45話 マーメイド・パン誕生
CMが放送されると、その豪華なメンバー構成と謎に包まれた「料理人S」の存在感が大きな話題を呼んだ。
特に、アイドル、シェフ、鍛冶師、そして謎の料理人という異色の組み合わせが「まるでリアルRPGパーティーだ!」とネット上で盛り上がり、レトルト食品の売上は、第二弾も記録的な数字を叩き出した。
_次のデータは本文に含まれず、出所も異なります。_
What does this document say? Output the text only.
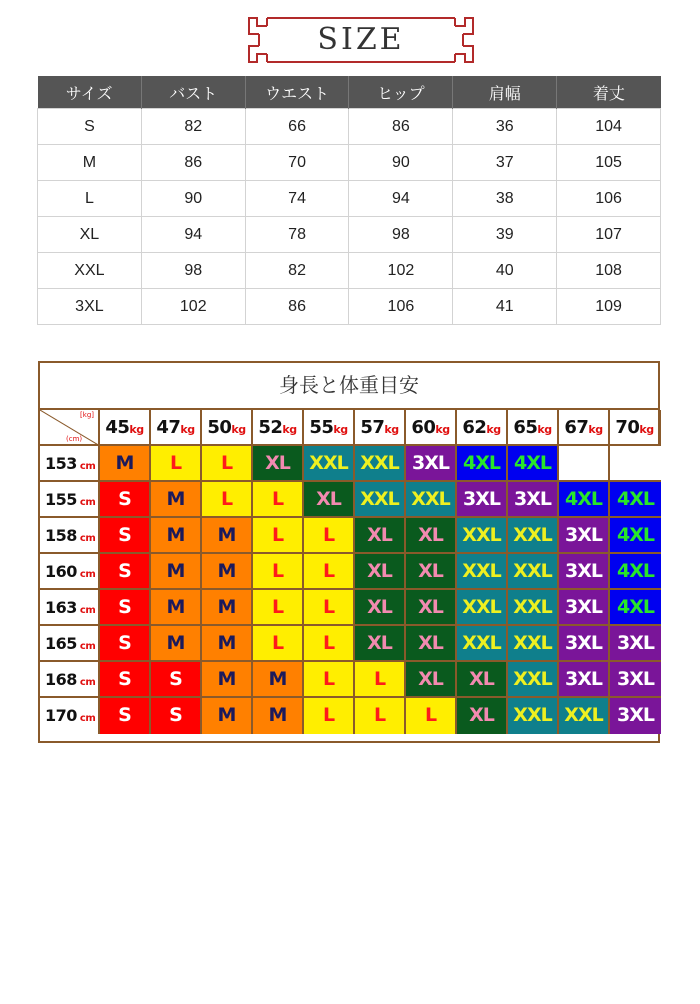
SIZE
サイズ	バスト	ウエスト	ヒップ	肩幅	着丈
S	82	66	86	36	104
M	86	70	90	37	105
L	90	74	94	38	106
XL	94	78	98	39	107
XXL	98	82	102	40	108
3XL	102	86	106	41	109
身長と体重目安
[kg]
(cm)
45kg 47kg 50kg 52kg 55kg 57kg 60kg 62kg 65kg 67kg 70kg
153 cm	M	L	L	XL	XXL XXL 3XL 4XL 4XL
155 cm	S	M	L	L	XL	XXL XXL 3XL 3XL 4XL 4XL
158 cm	S	M	M	L	L	XL	XL	XXL XXL 3XL 4XL
160 cm	S	M	M	L	L	XL	XL	XXL XXL 3XL 4XL
163 cm	S	M	M	L	L	XL	XL	XXL XXL 3XL 4XL
165 cm	S	M	M	L	L	XL	XL	XXL XXL 3XL 3XL
168 cm	S	S	M	M	L	L	XL	XL	XXL 3XL 3XL
170 cm	S	S	M	M	L	L	L	XL	XXL XXL 3XL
同時に「料理人S」の正体に関する憶測合戦も、さらに白熱していた。
『Sのシルエット、よく見ると一条シェフに似てない?』
『いや、あの動きのぎこちなさは素人だろ。レイナの親戚とか?』
『炎華が男装してる説を推したい』
『実は、グルメフロンティア社長の道楽なのでは?』
もはや、何でもありのカオスな考察が飛び交っている。そのたびに、俺の胃はキリキリと痛んだ。……もう、いっそ正体を明かした方が楽になれるんじゃないか? いや、でも、そんなことをしたら……。俺の悩みは尽きない。
そんなある日、炎華から「例のブツ、できたぞ!」と連絡があった。
俺は、期待に胸を膨らませて、彼女の工房を訪ねた。
工房の中は、様々な工具や金属素材、そして設計図などが散乱しており、まさに職人の仕事場といった雰囲気だ。
その中央の作業台の上に、それはあった。
「これが、あんた専用調理器具『マーメイド・ティアーズ・パン』だ!」
炎華が、誇らしげに差し出したのは、美しい流線型のフォルムを持つ、青みがかった銀色のフライパンだった。持ち手の部分には、人魚の涙が埋め込まれており、それが淡い光を放っている。
見た目からして、ただのフライパンではないことが分かる。
「すごい……! まるで芸術品みたいだ……!」
「見た目だけじゃないぜ! 人魚の涙の魔力で、熱伝導率は理論上の限界値まで高めてある。どんな食材も一瞬で最適な温度に達するし、絶対に焦げ付かない特殊コーティングも施した。おまけに、自動温度調整機能付きだ!」
炎華が自信満々に説明する。
まさに誰もが憧れた魔法のフライパンである。
「ありがとう、炎華さん! 大切に使うよ!」
俺は、感動しながらフライパンを受け取った。ずっしりとした重みと、手に吸い付くような感触。早く、これで料理がしてみたい。
アパートに戻った俺は、早速マーメイド・パンの性能を試してみることにした。まずは、普通の目玉焼きから。フライパンを火にかけると、本当に一瞬で適温になった。
卵を割り入れると、ジュッと小気味良い音がして、白身は理想的な半熟、黄身はとろりとした、完璧な目玉焼きがあっという間に完成した。しかも、本当に全く焦げ付かない。
(なんだこれ……すごすぎる……!)
次に、難易度を上げて、絶対に焦げ付くと言われている、あの食材に挑戦してみることにした。
ダンジョンで稀に手に入るゲル状のモンスター「スライム」から採取できる「スライムゼリー」だ。
これは、加熱するとすぐに焦げ付き、苦味が出てしまうため、調理が非常に難しいとされている。
マーメイド・パンにスライムゼリーを投入し、自動温度調整機能をオンにする。すると、フライパンが勝手に最適な温度を保ち、スライムゼリーは焦げ付くことなく、ゆっくりと加熱されていく。やがて、ゼリーは美しい琥珀色に変化し、甘くフルーティーな香りを放ち始めた。
「……できた! スライムゼリーのカラメル風!」
恐る恐るスプーンで口に運ぶ。
「……美味い! 」
焦げ付きによる苦味は全くなく、ゼリー本来の優しい甘さと、ほのかな酸味、そしてカラメルのような香ばしさが絶妙にマッチしている。
これは、高級スイーツにも匹敵する味だ!
「マーメイド・パン……! これさえあれば、俺は……無敵だ!」
俺は、新たな相棒の驚異的な性能に打ち震えるのだった。この魔法のフライパンがあれば、どんな素材も、最高の料理に変えられるかもしれない。